Rust in Linux seems to me a waste. IMO the Unix philosophy is great but it needs a better implementation , one that is based on the present day hardware and expectations.
sebzim4500|4 years ago
Why would they want to do that though? No one would buy a car with those features. I guess you could get a few people to buy one if the insurance was way lower, but you certainly wouldn't get decent market penetration.
sidlls|4 years ago
There's a perception issue here: people think that Rust people (not necessarily the maintainers or official evangelists, but the community at-large) think Rust is as close to perfect as you can get because of its safety features, because these people talk about Rust like it's a universal problem solver.
pjmlp|4 years ago
Despite the plus sides, there are lots of incumbents, certain domains are better served by managed languages, and regardless of our wishes C and C++ have 50 years of history.
Even if we stop writing new code in those languages today, Cobol shows us how long we would still need to keep them running anyway.

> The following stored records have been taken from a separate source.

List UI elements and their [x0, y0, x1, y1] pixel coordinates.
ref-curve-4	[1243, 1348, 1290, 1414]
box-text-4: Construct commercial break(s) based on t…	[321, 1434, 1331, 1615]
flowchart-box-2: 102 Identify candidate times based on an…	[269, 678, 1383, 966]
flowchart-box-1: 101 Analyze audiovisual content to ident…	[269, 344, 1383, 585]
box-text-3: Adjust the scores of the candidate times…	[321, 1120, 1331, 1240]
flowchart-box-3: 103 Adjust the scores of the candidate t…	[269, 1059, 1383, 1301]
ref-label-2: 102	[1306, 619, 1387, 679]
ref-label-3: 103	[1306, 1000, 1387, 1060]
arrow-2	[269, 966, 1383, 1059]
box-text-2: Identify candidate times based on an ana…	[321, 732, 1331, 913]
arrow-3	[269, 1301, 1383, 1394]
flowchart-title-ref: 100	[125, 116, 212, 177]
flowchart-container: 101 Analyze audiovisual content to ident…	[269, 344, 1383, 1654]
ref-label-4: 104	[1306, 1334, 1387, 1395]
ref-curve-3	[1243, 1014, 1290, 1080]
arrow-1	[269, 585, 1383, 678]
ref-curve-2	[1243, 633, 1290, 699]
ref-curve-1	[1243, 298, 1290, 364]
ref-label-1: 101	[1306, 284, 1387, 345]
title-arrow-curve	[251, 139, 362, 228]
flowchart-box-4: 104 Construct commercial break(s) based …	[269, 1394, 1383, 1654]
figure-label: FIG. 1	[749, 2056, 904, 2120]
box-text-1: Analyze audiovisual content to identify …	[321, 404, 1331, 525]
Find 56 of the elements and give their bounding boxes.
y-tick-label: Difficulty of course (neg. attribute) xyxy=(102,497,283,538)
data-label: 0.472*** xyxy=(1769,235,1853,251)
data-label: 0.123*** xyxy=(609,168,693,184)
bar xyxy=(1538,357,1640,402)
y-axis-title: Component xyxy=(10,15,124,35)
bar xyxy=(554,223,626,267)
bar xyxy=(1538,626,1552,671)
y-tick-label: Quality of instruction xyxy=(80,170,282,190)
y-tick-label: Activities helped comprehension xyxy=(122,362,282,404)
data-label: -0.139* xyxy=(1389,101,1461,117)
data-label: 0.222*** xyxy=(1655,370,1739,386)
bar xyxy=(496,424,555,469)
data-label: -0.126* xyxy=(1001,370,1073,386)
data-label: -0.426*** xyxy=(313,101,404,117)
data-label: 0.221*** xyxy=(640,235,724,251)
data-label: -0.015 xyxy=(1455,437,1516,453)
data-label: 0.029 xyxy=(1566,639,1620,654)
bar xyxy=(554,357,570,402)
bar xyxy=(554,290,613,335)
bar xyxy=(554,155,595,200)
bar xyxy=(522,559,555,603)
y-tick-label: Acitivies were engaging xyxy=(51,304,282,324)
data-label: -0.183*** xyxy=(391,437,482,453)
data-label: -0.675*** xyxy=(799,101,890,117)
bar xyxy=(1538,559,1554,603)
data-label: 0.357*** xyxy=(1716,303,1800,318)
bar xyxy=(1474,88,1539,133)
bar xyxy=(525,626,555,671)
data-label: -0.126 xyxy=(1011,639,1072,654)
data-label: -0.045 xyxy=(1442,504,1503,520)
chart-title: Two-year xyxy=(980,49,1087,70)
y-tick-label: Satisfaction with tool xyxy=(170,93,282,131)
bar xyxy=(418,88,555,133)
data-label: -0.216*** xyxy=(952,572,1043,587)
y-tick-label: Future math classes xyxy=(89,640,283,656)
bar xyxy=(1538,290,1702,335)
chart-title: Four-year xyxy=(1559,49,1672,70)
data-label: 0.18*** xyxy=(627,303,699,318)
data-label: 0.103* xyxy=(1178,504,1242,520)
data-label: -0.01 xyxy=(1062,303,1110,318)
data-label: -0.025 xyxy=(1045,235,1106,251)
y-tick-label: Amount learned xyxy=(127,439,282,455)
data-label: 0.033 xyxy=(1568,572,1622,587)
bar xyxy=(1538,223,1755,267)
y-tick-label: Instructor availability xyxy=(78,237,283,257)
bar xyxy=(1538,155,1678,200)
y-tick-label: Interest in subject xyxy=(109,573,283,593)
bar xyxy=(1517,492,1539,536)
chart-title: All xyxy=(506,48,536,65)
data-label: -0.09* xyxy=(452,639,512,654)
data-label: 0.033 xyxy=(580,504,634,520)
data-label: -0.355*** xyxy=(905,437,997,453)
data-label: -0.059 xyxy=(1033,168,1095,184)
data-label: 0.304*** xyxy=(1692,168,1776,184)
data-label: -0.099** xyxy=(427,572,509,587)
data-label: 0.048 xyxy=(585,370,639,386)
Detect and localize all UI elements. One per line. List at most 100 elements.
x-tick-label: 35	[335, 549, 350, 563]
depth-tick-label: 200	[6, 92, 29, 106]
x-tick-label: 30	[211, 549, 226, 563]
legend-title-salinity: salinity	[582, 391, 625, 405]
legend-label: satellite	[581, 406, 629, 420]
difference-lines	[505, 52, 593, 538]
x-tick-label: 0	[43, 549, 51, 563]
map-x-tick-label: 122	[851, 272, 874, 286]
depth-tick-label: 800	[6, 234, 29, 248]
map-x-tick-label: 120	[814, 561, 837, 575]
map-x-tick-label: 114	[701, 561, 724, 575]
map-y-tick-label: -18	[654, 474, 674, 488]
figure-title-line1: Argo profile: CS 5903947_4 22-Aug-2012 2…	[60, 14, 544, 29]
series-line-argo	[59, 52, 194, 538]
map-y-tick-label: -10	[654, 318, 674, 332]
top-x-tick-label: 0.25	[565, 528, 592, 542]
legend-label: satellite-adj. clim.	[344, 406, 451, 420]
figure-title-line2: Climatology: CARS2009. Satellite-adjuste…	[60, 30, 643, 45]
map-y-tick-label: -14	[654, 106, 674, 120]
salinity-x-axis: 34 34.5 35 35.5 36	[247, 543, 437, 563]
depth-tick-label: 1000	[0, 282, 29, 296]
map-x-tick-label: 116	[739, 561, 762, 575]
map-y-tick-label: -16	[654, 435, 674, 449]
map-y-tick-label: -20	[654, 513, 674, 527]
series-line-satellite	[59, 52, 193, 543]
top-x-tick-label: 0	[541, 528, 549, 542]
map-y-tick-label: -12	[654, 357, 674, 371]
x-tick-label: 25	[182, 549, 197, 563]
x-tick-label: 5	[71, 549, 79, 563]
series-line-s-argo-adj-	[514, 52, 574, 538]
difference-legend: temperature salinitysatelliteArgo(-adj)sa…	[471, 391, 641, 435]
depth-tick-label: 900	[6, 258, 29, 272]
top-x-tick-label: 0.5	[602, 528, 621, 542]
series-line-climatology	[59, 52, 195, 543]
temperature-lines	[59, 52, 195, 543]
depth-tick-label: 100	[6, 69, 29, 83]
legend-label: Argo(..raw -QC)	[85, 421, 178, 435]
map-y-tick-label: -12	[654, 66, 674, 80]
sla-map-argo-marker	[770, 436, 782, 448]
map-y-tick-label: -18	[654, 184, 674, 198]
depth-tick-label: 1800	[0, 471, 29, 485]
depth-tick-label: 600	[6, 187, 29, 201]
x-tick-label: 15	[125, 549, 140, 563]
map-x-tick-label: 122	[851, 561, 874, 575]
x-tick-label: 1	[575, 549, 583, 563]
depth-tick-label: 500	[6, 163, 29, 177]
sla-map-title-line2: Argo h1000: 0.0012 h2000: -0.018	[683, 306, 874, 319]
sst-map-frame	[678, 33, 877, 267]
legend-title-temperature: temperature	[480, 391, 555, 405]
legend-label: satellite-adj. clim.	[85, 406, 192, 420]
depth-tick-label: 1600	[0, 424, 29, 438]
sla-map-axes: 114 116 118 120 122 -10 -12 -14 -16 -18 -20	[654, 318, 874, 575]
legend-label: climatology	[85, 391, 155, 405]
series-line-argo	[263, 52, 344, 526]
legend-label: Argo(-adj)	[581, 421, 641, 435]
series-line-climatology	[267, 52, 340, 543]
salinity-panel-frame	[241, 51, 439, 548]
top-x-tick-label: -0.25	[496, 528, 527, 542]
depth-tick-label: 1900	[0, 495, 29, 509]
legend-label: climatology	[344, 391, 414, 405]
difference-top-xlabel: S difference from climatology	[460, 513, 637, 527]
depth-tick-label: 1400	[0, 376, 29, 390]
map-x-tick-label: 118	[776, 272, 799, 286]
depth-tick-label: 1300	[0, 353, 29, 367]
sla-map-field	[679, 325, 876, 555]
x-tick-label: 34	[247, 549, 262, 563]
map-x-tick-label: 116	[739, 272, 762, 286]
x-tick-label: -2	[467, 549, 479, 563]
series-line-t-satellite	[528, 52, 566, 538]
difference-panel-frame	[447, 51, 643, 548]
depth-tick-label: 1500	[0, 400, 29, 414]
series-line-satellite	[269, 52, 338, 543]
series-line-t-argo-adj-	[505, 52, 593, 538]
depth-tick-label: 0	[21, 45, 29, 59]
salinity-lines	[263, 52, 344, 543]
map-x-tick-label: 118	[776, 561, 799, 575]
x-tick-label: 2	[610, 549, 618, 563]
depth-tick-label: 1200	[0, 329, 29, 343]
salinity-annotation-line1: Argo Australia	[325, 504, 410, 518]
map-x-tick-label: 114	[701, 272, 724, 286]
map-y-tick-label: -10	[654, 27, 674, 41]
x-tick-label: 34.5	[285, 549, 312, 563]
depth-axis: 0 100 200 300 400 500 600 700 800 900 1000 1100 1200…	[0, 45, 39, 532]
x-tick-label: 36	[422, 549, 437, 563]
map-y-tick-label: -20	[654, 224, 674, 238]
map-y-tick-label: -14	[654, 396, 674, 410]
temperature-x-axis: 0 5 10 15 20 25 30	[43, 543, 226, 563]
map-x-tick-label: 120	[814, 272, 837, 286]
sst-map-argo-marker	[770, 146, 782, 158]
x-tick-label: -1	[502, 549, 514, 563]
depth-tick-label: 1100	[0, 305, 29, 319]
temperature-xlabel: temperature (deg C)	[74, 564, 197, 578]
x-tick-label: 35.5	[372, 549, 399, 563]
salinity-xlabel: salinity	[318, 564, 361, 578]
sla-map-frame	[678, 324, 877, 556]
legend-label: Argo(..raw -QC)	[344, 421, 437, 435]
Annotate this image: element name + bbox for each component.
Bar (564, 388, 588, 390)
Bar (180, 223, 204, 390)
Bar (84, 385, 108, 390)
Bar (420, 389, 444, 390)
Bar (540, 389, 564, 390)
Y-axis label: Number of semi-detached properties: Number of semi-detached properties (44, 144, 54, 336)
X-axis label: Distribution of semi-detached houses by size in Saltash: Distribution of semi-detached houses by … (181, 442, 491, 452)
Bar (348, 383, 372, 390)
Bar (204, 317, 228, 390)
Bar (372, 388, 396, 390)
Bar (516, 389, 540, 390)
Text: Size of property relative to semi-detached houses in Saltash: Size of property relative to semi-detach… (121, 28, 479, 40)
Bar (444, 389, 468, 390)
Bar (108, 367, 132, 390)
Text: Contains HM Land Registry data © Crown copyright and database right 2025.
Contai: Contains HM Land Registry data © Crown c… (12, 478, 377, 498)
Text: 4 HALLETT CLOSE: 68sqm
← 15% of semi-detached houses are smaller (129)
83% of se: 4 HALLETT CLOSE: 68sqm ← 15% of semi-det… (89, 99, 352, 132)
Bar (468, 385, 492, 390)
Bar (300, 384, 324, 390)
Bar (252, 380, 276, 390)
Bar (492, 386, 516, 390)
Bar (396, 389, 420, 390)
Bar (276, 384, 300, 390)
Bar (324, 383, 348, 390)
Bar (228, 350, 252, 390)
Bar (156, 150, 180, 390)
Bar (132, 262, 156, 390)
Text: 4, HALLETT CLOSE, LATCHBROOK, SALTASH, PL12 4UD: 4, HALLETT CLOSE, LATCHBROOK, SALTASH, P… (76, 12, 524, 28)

Microsoft, for example, despite their newly found love with Rust, is full of job ads for C++ developers in green field applications.
moltonel3x|4 years ago
In my experience, the community of actual Rust users is much more level-headed. While most do love the language and the "this aspect of Rust is irrefutably better than the equivalent in $OTHERLANG" opinion occasionally pops up, the community seems pragmatic and well aware of Rust's cons. Case in point: the "should I use Rust" questions on the rust subreddit don't get dogmatic answers, and often result in "Rust isn't ideal for your use-case" advice.
jmull|4 years ago
There's bad to be weighed against the good. Adding complexity strains and breaks processes, slowing development. Among other things, this means additional bugs and lets them survive longer, so it's not even clear rust is a win purely from a bug perspective.
paulddraper|4 years ago
That, but in the opposite direction.
Decades of promises of self-driving cars. And still nothing able to drive without a driver.
There have been small improvements...cars that have autonomous abilities in some cases.
But overhauling the entire driving fleet of the world to use 5-year-old technology....it's not a realistic expectation.
There are smaller, more practical expectations.
ben-schaaf|4 years ago
Waymo have driven 20 million miles autonomously since 2009, and as of late 2020 claim 74,000 of those were done completely driverless. They're still a far cry from being common, but they're here and they're impressively safe.